I am just completing a chapter for a book on Organizational Memory. It is due today US time, and I am 16 hours ahead in New Zealand so I may make it! I am arguing strongly for a fragmented and dynamic approach to memory, rather than that static approach represented by content focused KM approaches and (as mad and bad) recording and archiving of complete stories from people as they approach retirement. For the moment I thought I would share the opening two paragraphs
Once upon a time when people joined organisations with the reasonable expectation of a job of life, apprenticeships were common place and indirect communication was limited to the office memo and the telephone; not many people talked about organisational memory. In an earlier age the oral tradition allowed complex knowledge to evolve through the interaction of those stories with the day to day realities of living; then the very idea of organisational knowledge would have been incomprehensible. In both of these cases knowledge was a living, evolving entity not a static repository of information. In the West our oral tradition suffered at the hands of Hans Christian Andersen and the Brothers Grimm who wrote down the stories, so that in the modern day they seem quaint, they have not evolved. A decade of knowledge management practice has focused on a largely forlorn attempt to codify what people know into best practice documents. Even those who adopt the use of story seem to have a tendency to create archive recordings of material. The living, evolving and creatively messy tradition of our near and distant ancestors appears lost in an over enthusiastic attempt to create highly “chunked” knowledge artifacts at the expense of knowledge dynamics and learning.

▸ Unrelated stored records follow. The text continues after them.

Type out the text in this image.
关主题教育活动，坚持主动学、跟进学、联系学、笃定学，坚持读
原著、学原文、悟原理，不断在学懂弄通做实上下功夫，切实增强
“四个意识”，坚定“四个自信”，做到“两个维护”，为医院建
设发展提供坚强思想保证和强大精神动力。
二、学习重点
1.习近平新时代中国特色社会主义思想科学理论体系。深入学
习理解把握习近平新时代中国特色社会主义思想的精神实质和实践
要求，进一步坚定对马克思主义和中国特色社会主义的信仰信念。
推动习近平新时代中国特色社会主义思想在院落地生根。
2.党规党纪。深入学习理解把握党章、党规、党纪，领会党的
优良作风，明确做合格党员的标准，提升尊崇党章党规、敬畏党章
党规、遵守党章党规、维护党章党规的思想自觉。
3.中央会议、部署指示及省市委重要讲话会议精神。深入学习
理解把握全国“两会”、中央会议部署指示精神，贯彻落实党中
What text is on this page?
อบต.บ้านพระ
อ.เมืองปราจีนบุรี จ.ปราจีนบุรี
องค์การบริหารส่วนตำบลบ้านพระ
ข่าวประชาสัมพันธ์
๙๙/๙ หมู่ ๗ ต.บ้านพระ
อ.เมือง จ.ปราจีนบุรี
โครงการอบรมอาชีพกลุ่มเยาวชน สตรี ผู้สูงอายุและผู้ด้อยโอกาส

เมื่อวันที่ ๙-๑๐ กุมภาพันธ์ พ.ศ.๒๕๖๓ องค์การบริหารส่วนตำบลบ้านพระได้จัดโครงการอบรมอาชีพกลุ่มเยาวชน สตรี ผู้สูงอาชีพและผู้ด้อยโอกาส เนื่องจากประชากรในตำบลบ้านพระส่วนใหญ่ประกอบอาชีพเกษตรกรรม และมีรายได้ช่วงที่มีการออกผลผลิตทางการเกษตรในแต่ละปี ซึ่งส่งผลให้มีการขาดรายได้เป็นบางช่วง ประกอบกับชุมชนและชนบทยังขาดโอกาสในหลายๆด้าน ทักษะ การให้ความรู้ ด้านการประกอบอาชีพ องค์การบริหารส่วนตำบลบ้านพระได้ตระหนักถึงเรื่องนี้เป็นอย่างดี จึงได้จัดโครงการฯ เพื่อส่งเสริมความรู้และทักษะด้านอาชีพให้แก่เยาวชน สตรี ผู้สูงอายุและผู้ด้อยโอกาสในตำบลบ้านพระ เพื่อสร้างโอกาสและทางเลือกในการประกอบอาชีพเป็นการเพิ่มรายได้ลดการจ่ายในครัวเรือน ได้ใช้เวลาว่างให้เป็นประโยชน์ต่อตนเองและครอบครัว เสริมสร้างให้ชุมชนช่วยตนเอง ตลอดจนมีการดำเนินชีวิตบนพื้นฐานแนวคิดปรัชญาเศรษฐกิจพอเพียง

In this chapter I will outline an approach to organisational memory which recognises the importance of fine granularity knowledge objects, linked and connected to current realities. I will emphasis the need for serendipitous and contextual encounters with any such knowledge objects, and the need to modify and blend them on the fly. In doing this I will look at the impact of social computing on the field of knowledge management and the use of narrative databases which together and to a degree mirror the oral tradition and apprentice models of knowledge transfer and creation. I will do this by introducing a set of theoretical arguments, in part drawn from the natural sciences to set the scene. This will be followed by a brief summary criticism of existing approaches in the field and will then conclude by elaborating the approach summarised at the start of this paragraph.